- Battle of Takellote: Part of Mali War
| Date | July 26, 2017 |
| Location | Takellote, Kidal Region, Mali |
| Result | CMA victory |
| Territorial changes | GATIA pushed entirely out of Kidal region |

Belligerents
- GATIA: CMA MNLA; HCUA; MAA;

Commanders and leaders
- El Hadj Ag Gamou: Mohamed Ag Najem

Casualties and losses
- 50 killed, 33 to 39 captured (per CMA and MINUSMA): 2 killed, 5 injured (per GATIA) 4 killed (per CMA)

= Battle of Takellote =

2017 battle of Mali War

On July 26, 2017, clashes broke out between the pro-government GATIA Imghad Tuareg militia and anti-government Idnane Tuareg rebels from the Coordination of Azawad Movements.

== Background and Kidal Region campaign ==
In the Algiers Agreement of 2015, most Tuareg groups signed a peace treaty with each other and the Malian government. Despite this, clashes still broke out between the pro-government GATIA, composed of Imghad Tuaregs (considered a vassal clan of Tuaregs), and the Idnane Tuaregs (a higher-ranked clan of Tuareg) armed groups of the coalition Coordination of Azawad Movements (CMA). The most notable fighting between the two groups occurred in 2016, and then again in June 2017. The second spate of fighting caused between ten and thirty deaths on both sides, with RFI stating that "assassinations, kidnapping, and even branding ... incidents were increasing." These incidents were in Kidal Region, which is traditionally Idnane Tuareg territory, although the Malian government through GATIA wanted to expand control over the region and dilute CMA control.

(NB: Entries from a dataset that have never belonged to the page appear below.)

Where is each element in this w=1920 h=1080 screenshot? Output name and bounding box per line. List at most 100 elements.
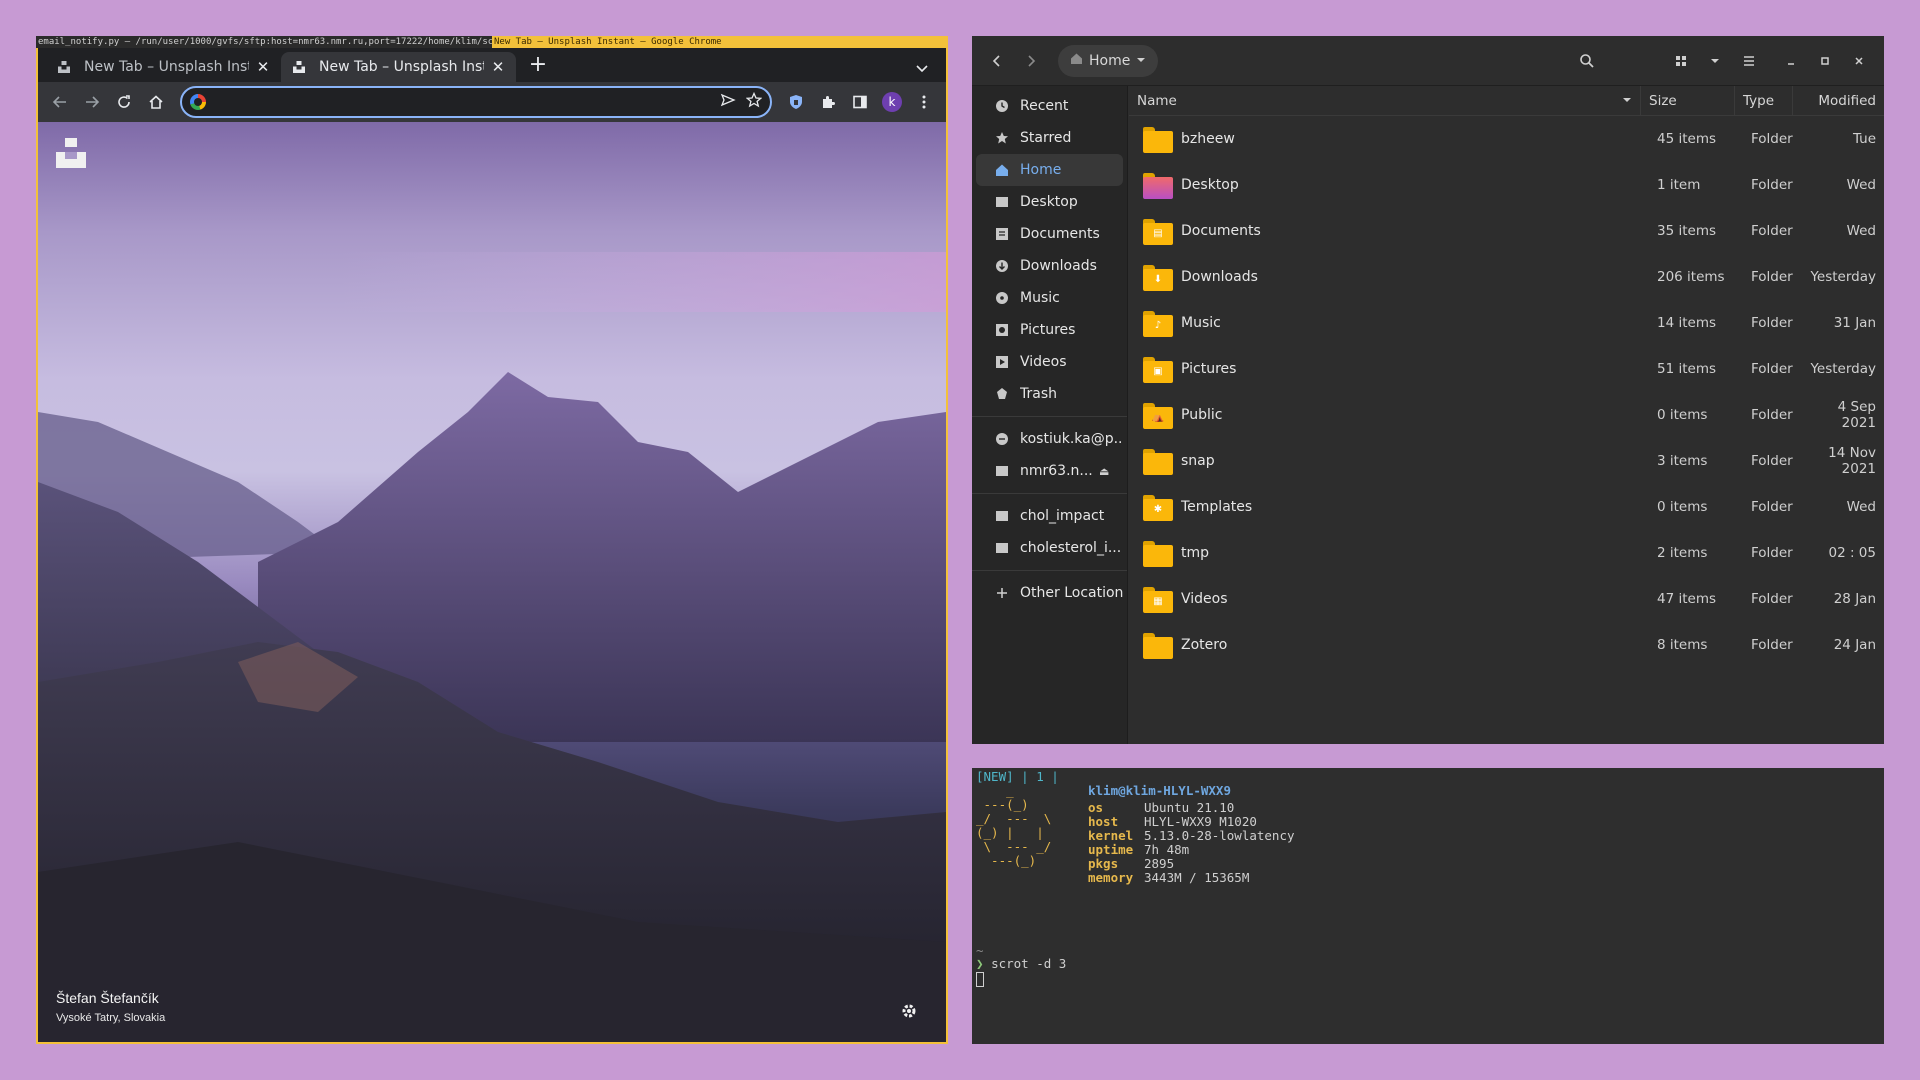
back-arrow-icon[interactable] [44,86,76,118]
file-type: Folder [1751,315,1793,331]
side-panel-icon[interactable] [844,86,876,118]
file-row[interactable]: bzheew 45 items Folder Tue [1129,116,1884,162]
file-modified: 31 Jan [1833,315,1876,331]
network-drive-icon [994,463,1010,479]
sidebar-item-videos[interactable]: Videos [976,346,1123,378]
view-options-chevron-icon[interactable] [1698,44,1732,78]
chrome-toolbar: k [38,82,946,122]
file-row[interactable]: tmp 2 items Folder 02 : 05 [1129,530,1884,576]
mountain-photo [38,252,946,1042]
files-window: Home Recent Starred Home Desktop Documen… [972,36,1884,744]
bookmark-star-icon[interactable] [745,91,763,112]
sidebar-item-home[interactable]: Home [976,154,1123,186]
hamburger-menu-icon[interactable] [1732,44,1766,78]
folder-icon [1143,631,1173,659]
sidebar-item-documents[interactable]: Documents [976,218,1123,250]
column-size[interactable]: Size [1641,86,1735,115]
file-size: 45 items [1657,131,1717,147]
file-modified: Yesterday [1810,361,1876,377]
sidebar-item-pictures[interactable]: Pictures [976,314,1123,346]
new-tab-button[interactable]: + [524,52,552,80]
close-icon[interactable]: ✕ [255,59,271,75]
file-row[interactable]: ▣ Pictures 51 items Folder Yesterday [1129,346,1884,392]
ascii-art-line: ---(_) [976,853,1052,868]
files-sidebar: Recent Starred Home Desktop Documents Do… [972,86,1128,744]
info-key: memory [1088,870,1134,885]
profile-avatar[interactable]: k [876,86,908,118]
folder-icon [1143,171,1173,199]
close-icon[interactable] [1842,44,1876,78]
forward-arrow-icon[interactable] [1014,44,1048,78]
folder-badge-icon: ⬇ [1153,274,1163,285]
sidebar-separator [972,570,1127,571]
file-modified: 24 Jan [1833,637,1876,653]
file-name: Public [1181,407,1223,423]
wm-tab-chrome[interactable]: New Tab – Unsplash Instant – Google Chro… [492,36,948,48]
folder-badge-icon: ♪ [1154,320,1162,331]
sidebar-item-recent[interactable]: Recent [976,90,1123,122]
files-headerbar: Home [972,36,1884,86]
file-row[interactable]: ♪ Music 14 items Folder 31 Jan [1129,300,1884,346]
address-bar[interactable] [180,86,772,118]
file-modified: 28 Jan [1833,591,1876,607]
grid-view-icon[interactable] [1664,44,1698,78]
prompt-symbol: ❯ [976,956,984,971]
home-icon[interactable] [140,86,172,118]
minimize-icon[interactable] [1774,44,1808,78]
photo-credit-name[interactable]: Štefan Štefančík [56,990,159,1006]
sidebar-item-music[interactable]: Music [976,282,1123,314]
file-row[interactable]: Desktop 1 item Folder Wed [1129,162,1884,208]
reload-icon[interactable] [108,86,140,118]
back-arrow-icon[interactable] [980,44,1014,78]
file-row[interactable]: ▦ Videos 47 items Folder 28 Jan [1129,576,1884,622]
file-row[interactable]: Zotero 8 items Folder 24 Jan [1129,622,1884,668]
chrome-menu-icon[interactable] [908,86,940,118]
forward-arrow-icon[interactable] [76,86,108,118]
file-row[interactable]: ✱ Templates 0 items Folder Wed [1129,484,1884,530]
file-row[interactable]: ⛺ Public 0 items Folder 4 Sep 2021 [1129,392,1884,438]
photo-credit-location[interactable]: Vysoké Tatry, Slovakia [56,1012,165,1024]
gear-icon[interactable] [900,1002,918,1020]
sidebar-item-account[interactable]: kostiuk.ka@p... [976,423,1123,455]
close-icon[interactable]: ✕ [490,59,506,75]
sidebar-item-downloads[interactable]: Downloads [976,250,1123,282]
chrome-tab-2[interactable]: New Tab – Unsplash Instant ✕ [281,52,516,82]
address-input[interactable] [214,94,720,110]
shield-extension-icon[interactable] [780,86,812,118]
send-icon[interactable] [720,92,736,112]
file-name: Downloads [1181,269,1258,285]
maximize-icon[interactable] [1808,44,1842,78]
sidebar-item-bookmark[interactable]: cholesterol_i... [976,532,1123,564]
sidebar-item-network-drive[interactable]: nmr63.n... ⏏ [976,455,1123,487]
column-name[interactable]: Name [1129,86,1641,115]
path-bar-home[interactable]: Home [1058,44,1159,77]
command-text: scrot -d 3 [991,956,1067,971]
chrome-tab-1[interactable]: New Tab – Unsplash Instant ✕ [46,52,281,82]
document-icon [994,226,1010,242]
file-size: 35 items [1657,223,1717,239]
terminal-window[interactable]: [NEW] | 1 | _ ---(_) _/ --- \ (_) | | \ -… [972,768,1884,1044]
chrome-tabstrip: New Tab – Unsplash Instant ✕ New Tab – U… [38,48,946,82]
file-name: tmp [1181,545,1210,561]
file-row[interactable]: ▤ Documents 35 items Folder Wed [1129,208,1884,254]
unsplash-logo-icon[interactable] [56,138,86,168]
eject-icon[interactable]: ⏏ [1099,465,1113,478]
new-tab-page: Štefan Štefančík Vysoké Tatry, Slovakia [38,122,946,1042]
sidebar-item-starred[interactable]: Starred [976,122,1123,154]
column-modified[interactable]: Modified [1793,86,1884,115]
search-icon[interactable] [1570,44,1604,78]
google-icon [190,94,206,110]
file-row[interactable]: ⬇ Downloads 206 items Folder Yesterday [1129,254,1884,300]
sidebar-item-other-locations[interactable]: Other Locations [976,577,1123,609]
home-icon [1070,52,1083,69]
sidebar-item-desktop[interactable]: Desktop [976,186,1123,218]
star-icon [994,130,1010,146]
cursor-line [976,971,984,988]
extensions-puzzle-icon[interactable] [812,86,844,118]
sidebar-item-bookmark[interactable]: chol_impact [976,500,1123,532]
wm-tab-editor[interactable]: email_notify.py – /run/user/1000/gvfs/sf… [36,36,492,48]
column-type[interactable]: Type [1735,86,1793,115]
file-row[interactable]: snap 3 items Folder 14 Nov 2021 [1129,438,1884,484]
sidebar-item-trash[interactable]: Trash [976,378,1123,410]
tab-search-chevron-icon[interactable] [912,58,932,78]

On July 6, 2017, clashes between GATIA and the CMA left three people dead near Aguelhok. Renewed fighting broke out in Anefif five days later on July 11, with the CMA capturing the city. Negotiations between GATIA and the CMA restarted, but failed on July 19. GATIA insisted that Anefif should be under control of "neutral forces" like MINUSMA, the French Army, or the Malian Army. The CMA refused this, stating that the Malian army was not a neutral party in the conflict.

A majority of the violence was perpetrated by GATIA against Idnane Tuaregs aligned with the CMA, according to a Jeune Afrique report. The report alleged that the attacks by GATIA occurred during Ramadan, when CMA fighters had left to spend the holy month with their families. When Ramadan was over, the CMA was back at full capacity and had more of a desire to fight GATIA.

== Battle ==
Clashes broke out on July 26 in the vicinity of Takellote, about 40 to 45 kilometers south of Kidal. The fighting began early in the morning, when a CMA column headed towards the town. Takellote at the time was a stronghold for GATIA fighters, which the CMA suspected of planning an offensive towards CMA-controlled Kidal. The CMA benefitted from a numerical advantage and the element of surprise during the battle. Shortly before noon, the CMA seized the town, later releasing a statement announcing they "disabled" all GATIA positions around Kidal.

== Aftermath ==

=== Casualties ===
RFI reported that several dozen fighters were killed. AFP reported that GATIA had several dozen fighters killed, and several dozen taken prisoner. On the other hand, the CMA has two deaths and several injured. Oumar Ag Acherif, a CMA spokesperson, stated at least 50 GATIA fighters were killed and 39 were taken prisoner. Another CMA source stated at least thirteen GATIA fighters were killed, and four killed in the CMA, including the second-in-command to the MNLA, Mohamed Ag Najem. A resident of Kidal stated he saw fifty GATIA fighters taken prisoner, and three wounded taken to Kidal hospital. Fahad Ag al-Mahmoud, secretary-general of GATIA, mentioned that GATIA had twenty killed and that the CMA had two killed and five injured.

GATIA released a statement confirming they had fighters killed, some fighters injured that were taken to Gao, and that they had killed some CMA fighters. The CMA stated that they had captured prisoners, and urged the Red Cross to come visit. Wounded from the CMA were treated in Kidal, and wounded from GATIA were treated in Gao.

On August 11, Guillaume Ngefa, the director of human rights of MINUSMA, stated that the CMA had detained thirty-three GATIA fighters in the battle, including eight minors. The minors were returned to MINUSMA that same day.

=== Further clashes ===
The CMA attacked GATIA positions in Inafarak, northwest of In Khalil, on July 27. After this, GATIA retreated towards Gao. CMA fighters pushed further south on July 29, entering Ménaka, an Imghad Tuareg stronghold. The CMA faced no resistance from the Malian Army or Movement for the Salvation of Azawad, which controlled the town. The MSA stated that they remained neutral in the conflict between GATIA and the CMA.